Anyway i tried the online option,it said i made a mistake and said i couldnt proceed and to phone my local tax office,trouble is its saturday evening and no body"s in!
i will have to wait till monday apparently and try and phone them,should be interesting.
They slipped this one in under the wire i think..i will probably get the hang of it sometime but what about older people etc they are bound to struggle.

 Pat


----------



## leroy67 (19 Jan 2013)

Recently had experience with this, on the automated service say none of these options and you are put through to a human !!!


----------



## mandelbrot (19 Jan 2013)

Welcome to the world of Croke Park Pat - customer service costs money.

Under the CPA Revenue has committed to:

http://www.revenue.ie/en/about/publications/revised-action-plan-2012.pdf
"Flexible deployment of resources from customer services and transactional processing to compliance and debt management",

"Customer Contact Reduction Project focussing initially on PAYE customer contacts",

and to reduce staff numbers from 6,581 in 2009 to 5,774. By 1 March 2012 this number was already down to 5,732.

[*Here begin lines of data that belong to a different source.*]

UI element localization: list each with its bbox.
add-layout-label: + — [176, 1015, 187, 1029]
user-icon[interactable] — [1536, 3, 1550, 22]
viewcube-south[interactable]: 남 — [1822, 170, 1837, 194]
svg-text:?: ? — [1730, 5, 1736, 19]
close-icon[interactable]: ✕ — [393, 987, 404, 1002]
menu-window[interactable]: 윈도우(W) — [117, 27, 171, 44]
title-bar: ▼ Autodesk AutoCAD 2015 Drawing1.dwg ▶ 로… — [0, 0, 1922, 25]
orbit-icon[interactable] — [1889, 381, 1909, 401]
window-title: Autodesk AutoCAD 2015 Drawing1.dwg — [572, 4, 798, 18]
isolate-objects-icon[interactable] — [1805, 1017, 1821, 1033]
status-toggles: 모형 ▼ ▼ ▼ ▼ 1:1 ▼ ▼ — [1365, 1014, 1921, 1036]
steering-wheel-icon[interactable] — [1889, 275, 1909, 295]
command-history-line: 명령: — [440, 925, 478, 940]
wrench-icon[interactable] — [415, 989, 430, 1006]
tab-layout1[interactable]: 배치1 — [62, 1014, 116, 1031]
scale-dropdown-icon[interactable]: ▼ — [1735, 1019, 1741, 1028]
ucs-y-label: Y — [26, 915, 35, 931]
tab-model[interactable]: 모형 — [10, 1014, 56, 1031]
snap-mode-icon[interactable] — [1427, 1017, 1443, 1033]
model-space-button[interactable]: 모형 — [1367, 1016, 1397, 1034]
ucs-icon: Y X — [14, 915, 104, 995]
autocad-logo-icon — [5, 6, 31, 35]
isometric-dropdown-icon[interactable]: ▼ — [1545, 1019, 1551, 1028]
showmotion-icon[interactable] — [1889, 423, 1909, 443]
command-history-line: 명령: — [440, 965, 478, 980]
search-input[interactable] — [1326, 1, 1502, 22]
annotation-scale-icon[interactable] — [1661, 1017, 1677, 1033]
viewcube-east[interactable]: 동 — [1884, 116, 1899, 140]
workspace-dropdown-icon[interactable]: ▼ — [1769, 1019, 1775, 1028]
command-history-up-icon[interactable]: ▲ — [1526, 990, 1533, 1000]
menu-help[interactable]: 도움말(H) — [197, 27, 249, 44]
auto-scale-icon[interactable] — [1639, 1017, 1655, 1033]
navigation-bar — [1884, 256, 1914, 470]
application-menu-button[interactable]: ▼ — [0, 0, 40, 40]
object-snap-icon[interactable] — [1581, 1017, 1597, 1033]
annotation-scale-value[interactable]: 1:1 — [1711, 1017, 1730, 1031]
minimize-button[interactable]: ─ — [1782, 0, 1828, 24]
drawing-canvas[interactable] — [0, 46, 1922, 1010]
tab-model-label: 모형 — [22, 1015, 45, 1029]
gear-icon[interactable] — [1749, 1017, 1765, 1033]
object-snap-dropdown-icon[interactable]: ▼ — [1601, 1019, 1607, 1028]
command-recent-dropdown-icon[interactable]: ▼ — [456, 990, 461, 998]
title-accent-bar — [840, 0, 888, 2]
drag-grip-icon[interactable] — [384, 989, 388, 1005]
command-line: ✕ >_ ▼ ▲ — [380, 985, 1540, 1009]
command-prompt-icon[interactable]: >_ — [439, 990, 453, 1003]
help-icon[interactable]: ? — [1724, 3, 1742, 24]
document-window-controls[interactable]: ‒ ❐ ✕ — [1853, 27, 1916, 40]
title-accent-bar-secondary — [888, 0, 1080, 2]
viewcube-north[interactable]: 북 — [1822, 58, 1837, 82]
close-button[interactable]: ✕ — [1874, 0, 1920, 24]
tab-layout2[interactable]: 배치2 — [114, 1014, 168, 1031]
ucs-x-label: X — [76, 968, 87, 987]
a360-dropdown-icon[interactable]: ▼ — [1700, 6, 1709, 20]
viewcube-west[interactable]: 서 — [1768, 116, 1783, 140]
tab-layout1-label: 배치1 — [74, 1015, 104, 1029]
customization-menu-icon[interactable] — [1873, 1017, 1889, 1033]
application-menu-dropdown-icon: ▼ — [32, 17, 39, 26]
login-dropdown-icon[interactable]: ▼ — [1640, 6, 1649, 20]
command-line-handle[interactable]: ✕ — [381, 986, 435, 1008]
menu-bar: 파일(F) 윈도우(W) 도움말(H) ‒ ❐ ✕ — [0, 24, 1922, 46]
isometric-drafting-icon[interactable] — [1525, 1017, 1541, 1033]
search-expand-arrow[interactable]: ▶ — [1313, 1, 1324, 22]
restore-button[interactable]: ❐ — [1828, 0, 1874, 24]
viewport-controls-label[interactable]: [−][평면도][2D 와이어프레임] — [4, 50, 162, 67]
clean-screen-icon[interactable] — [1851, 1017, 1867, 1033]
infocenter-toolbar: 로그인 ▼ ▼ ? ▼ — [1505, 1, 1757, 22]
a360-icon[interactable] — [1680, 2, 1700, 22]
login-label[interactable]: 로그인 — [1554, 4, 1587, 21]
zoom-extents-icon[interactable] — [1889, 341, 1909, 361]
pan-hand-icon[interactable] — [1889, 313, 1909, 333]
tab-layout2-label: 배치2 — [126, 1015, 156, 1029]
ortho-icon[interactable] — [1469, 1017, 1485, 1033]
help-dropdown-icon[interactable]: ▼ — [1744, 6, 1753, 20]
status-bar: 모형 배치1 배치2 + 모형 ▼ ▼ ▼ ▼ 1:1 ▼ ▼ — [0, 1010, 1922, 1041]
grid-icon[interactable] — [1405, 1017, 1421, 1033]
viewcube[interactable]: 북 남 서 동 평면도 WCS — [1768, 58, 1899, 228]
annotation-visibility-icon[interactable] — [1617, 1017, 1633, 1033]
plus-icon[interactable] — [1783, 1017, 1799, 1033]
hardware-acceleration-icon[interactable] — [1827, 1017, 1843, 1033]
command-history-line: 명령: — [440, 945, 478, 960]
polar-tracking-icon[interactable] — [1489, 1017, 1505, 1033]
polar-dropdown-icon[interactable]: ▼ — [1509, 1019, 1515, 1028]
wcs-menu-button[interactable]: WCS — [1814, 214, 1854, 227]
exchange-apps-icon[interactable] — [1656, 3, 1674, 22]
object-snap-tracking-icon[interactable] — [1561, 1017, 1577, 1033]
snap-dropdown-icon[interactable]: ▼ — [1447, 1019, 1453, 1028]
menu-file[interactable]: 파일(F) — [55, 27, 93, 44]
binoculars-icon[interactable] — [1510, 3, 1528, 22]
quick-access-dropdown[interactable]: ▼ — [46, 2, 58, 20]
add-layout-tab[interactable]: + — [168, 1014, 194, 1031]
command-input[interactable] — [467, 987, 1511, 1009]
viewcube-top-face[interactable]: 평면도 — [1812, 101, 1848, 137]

There is no real reason why you shouldn't be able to deal with any issues / queries with Revenue over the phone or online, saving everyone time and money. If something arose that couldn't be dealt with over the phone somehow, you could probably arrange to meet someone.


----------



## postman pat (19 Jan 2013)

so you are saying Mandelbrot taxes go up and services go down ...a novel idea!... but what i am saying is it can be difficult to explain stuff online or on the phone,anyway i guess its progress...


----------



## Gervan (19 Jan 2013)

I find this astonishing, that one cannot talk face to face any more. 
I often struggle on the phone to understand what is being said to me, (perhaps the Cork accent) and facial expressions are a big help. What about people who are hard of hearing? 
If it is "progress" it is towards a soulless, machine managed future, which is a very depressing thought. We need human contact, even Revenue officials do, surely.


----------



## Sue Ellen (20 Jan 2013)

Its quite sad really but the same with the banks and other organisations, most things will have to be done online with the regular closure of branches.


----------



## idler (20 Jan 2013)

going the same way as revenue in north!having worked for a contractor i received p/ment less 20% but no receit.   unable to gt reciets i  contacted tax office to    verify that my tax had been payed in, was told info could not be divulged  and no i could not meet anyone face to face--advisd to file returns at end of year then i would know!! how civil was that servant


----------



## Time (20 Jan 2013)

Even in the north you are entitled to your tax records. Data protection covers it.


----------